Re-legalizing Cuban and Haitian Migration
In September 2021, federal court held that “metering” at ports of entry was illegal. Technically, the Biden administration complied by rescinding the official guidance in November 2021, but CBP continues to enforce the CDC’s Title 42 order at ports of entry barring asylum seekers supposedly based on concerns about COVID-19, so legal migration is still impossible. Under the CDC order, DHS has authority to exempt immigrants—including asylum seekers from Title 42—but has chosen not to do so.
Ideally, DHS would issue parole documents to Haitians and Cubans (and others) waiting in Mexico. It could use the U.S. embassy or consulates or the CBP Attaché Office in Mexico City, so that they could travel to and through the U.S. ports of entry legally without being subject to Title 42. DHS has already listed the reasons to grant humanitarian parole to any non-Mexican in Mexico in its rescission of the Remain in Mexico policy, detailing the harms that immigrants waiting in Mexico face. DHS has also specifically laid out the harms that Haitians would face if returned to Haiti in its Temporary Protected Status (TPS) designation for Haitians last year (which authorized temporary status to Haitians already in the United States). The Biden White House has also recognized the harms facing Cubans in Cuba and sanctioned Cuban officials for human rights abuses.
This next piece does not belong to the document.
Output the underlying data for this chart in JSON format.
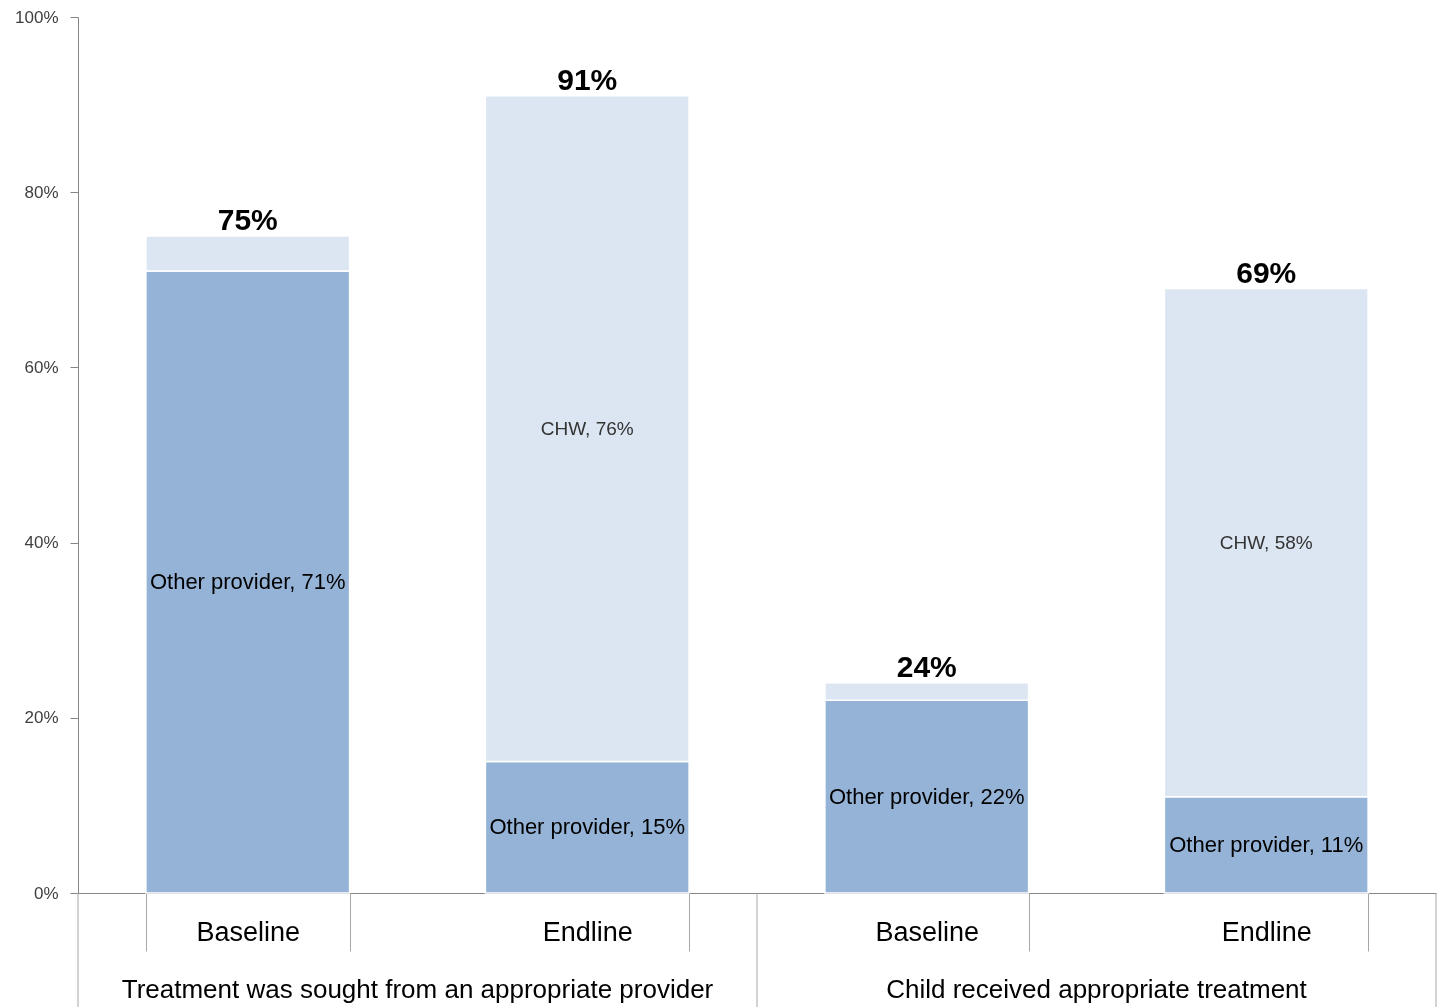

The government created illegal immigration among Cubans and Haitians by blocking their legal paths to enter. It has a duty to correct this mistake. It should immediately reopen parole and begin the orderly immigration process that was available to them prior to 2017. Once it has shown that this method can reduce illegal crossings, it should expand it to other nationalities. The government knows how it can end the border crisis. It must start now.